Le regard et la main de Marianne K. Leroux président ensemble à la fusion du paysage intérieur et de l’appel pressant du grand dehors, si bien qu’on ne sait plus si le donné à voir rend compte d’une expérience étonnée du monde ou s’il en est l’invention continuée. L’oeuvre devant nous avoue que les deux sont indémêlables, car le rêve et la veille sont d’une même générosité. Ici le trait, fin d’abord, s’élargit, prend l’ampleur d’un courant organique, tend sa force vers une nuit abondante qui fait palpiter aussi des réserves de lumière.
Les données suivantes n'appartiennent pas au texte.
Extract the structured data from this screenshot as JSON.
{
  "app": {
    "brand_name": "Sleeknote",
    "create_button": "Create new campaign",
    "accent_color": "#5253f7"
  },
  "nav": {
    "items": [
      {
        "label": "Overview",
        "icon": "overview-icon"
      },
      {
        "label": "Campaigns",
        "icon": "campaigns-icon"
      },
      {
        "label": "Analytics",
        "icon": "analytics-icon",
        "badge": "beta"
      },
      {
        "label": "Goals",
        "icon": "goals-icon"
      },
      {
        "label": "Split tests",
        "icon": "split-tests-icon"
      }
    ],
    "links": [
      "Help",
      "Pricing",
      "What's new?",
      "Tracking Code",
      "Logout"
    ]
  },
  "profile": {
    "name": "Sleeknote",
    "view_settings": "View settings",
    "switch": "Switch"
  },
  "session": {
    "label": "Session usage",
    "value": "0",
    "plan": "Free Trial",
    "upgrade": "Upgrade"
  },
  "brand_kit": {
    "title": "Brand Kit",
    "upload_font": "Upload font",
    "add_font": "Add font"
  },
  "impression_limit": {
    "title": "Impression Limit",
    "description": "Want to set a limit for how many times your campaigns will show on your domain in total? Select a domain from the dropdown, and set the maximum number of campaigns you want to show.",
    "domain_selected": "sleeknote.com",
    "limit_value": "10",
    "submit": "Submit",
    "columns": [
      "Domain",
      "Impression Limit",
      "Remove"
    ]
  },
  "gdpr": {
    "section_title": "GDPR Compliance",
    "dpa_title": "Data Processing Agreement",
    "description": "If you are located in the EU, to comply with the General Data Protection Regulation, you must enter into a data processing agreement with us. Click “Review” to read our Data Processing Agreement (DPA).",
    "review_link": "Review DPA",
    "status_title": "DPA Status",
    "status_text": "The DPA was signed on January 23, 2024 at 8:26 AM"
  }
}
Le liquide là se perd en épanchement rayonnant : une abstraction, certes, mais sans concession ni complaisance ; une figuration presque des courants invisibles de la vie. Le rectangle dans la page nous fait face, il ne se fige pas, il invite à plonger vers un centre qu’on chercherait en vain, pourtant, à saisir. Qu’un trait en esquisse les contours, et voici aussitôt qu’un mouvement plus large le rattrape et l’absorbe. Qu’un instant la forme s’abolisse, et voila qu’un fin pinceau précis nous y rappelle instamment. Le geste de Marianne K. Leroux a à voir avec des sensations de commencement. Il indique des formes naissantes. Mais, le temps de les indiquer, d’autres déjà germent et pullulent sous nos yeux. On observe l’inconnu par, peut-être, une large fenêtre ouverte sur un ciel qui ne fait que poindre, ou sur une forêt foisonnante. Peu importe car, ici, c’est l’activité présente du dessin qui définit pour nous ses mesures, car c’est en nous qu’elle ravive et nourrit le sens de l’infini.
Philippe Païni.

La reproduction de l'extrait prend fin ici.